“The Interview” and capitulating to bullies

the interview movie bannerI had lots of problems with a bully when I was in middle school, and each of my children at various times have had issues with bullying behavior, and not always on the receiving side of the equation, unfortunately. Still, there’s a certain power dynamic between big people and everyone else. But it doesn’t take physical size to make a bully: there are plenty of people who bully and are of smaller stature, they just know how to be intimidating.

Apparently North Korea is the latest to enter the world of bullies, with Sony Pictures Corporation on the receiving end of the bullying and aggression. If media stories are to be believed, it all revolves around a daft comedy called The Interview, which features Seth Rogen and James Franco as two typical American bumbling idiots trying to do something on the world political stage. Something that turns out to greatly offend the North Koreans.

IMDb describes the plot thusly: “Dave Skylark and producer Aaron Rapoport run the celebrity tabloid show “Skylark Tonight.” When they land an interview with a surprise fan, North Korean dictator Kim Jong-un, they are recruited by the CIA to turn their trip to Pyongyang into an assassination mission.”

Sounds stupid, actually. In fact, I know of a few people who have seen it and they say it’s pretty dumb and gets worse as the film proceeds. The trailers certainly seem to suggest that it’s more about the extraordinary incompetence of the film’s lead characters (Skylark and Rapoport) far more than anything else, and that’s well trod comedic territory, including the hilarious Team America: World Police, which also portrays a North Korean leader in an unflattering light (along with dozens of other celebrities and high-profile individuals in contemporary culture).

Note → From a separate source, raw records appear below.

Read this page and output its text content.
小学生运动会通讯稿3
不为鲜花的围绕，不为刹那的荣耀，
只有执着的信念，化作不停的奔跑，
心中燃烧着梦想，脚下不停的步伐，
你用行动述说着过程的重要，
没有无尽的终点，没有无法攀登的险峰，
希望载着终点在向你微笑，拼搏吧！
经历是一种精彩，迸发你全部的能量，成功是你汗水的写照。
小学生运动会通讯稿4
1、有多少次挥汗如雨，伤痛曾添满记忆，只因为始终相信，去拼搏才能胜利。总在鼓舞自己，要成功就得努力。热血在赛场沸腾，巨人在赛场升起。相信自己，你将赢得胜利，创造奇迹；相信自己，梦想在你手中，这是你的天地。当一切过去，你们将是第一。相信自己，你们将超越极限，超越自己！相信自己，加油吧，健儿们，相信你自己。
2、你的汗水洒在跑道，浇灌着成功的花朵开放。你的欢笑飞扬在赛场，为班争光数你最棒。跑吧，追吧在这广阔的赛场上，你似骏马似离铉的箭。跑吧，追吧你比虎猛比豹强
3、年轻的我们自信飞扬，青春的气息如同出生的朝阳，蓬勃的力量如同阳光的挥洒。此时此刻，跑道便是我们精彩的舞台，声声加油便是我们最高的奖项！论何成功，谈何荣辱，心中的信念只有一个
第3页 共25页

But so what? We have films that portray the current President of the United States as an idiot — heck, our media does that every day, and will happily switch their attention to the new POTUS when he or she is elected, regardless of political party — along with the heads of many other nations.

What’s more concerning isn’t that North Korea retaliated by having the military hack into the Sony Pictures computer network and steal vast amounts of private data that they then posted to the Internet for everyone’s salacious reading pleasure, but that Sony’s knuckled under to the bullying. After the great hack that compromised Sony’s network, the same hacker group then warned that anyone attending a showing of The Interview risked death on the scale of 9/11.

Without any credible backing to their threat, some movie theaters immediately announced that they wouldn’t show the film when it opens and after Sony said additional theater owners could opt out of this particular film without adversely impacting their contractual relationship with the media giant, many others piled on the bandwagon and Sony’s finally just pulled the movie entirely. No release to pay channels, no on-demand, no DVD or Blu-Ray down the road. Just into the shredder.

Now The Interview might well be a bad enough movie that it would have bombed anyway, but apparently no-one at Sony has learned the lesson that the best way to deal with a bully is to stand up to them. Individual moviegoers could certainly decide to skip the film, but for the theater owners, and most importantly, for Sony itself to just knuckle under to the unsubstantiated threats from an anonymous group of hackers that might not even be related to the data break-in at all.

I suggest North Korea might need to get a sense of humor: laughter is an essential part of being human. But more than that, I suggest the Sony executive team might need to get some balls. Yeah, a hacker group is threatening harm to viewers and that’s alarming, but a future that has every crackpot able to change the path of a multi-million-dollar project on a whim is a pretty grim place, where everything’s boiled down to its most PC, least offensive, most boring essence.

If I could, I’d go see The Interview, if just to show that I appreciate living in a country where I can make my own decision about what to see and how to spend my time and money, without some foreign-government-funded terrorists changing the landscape as if we were all puppets on strings.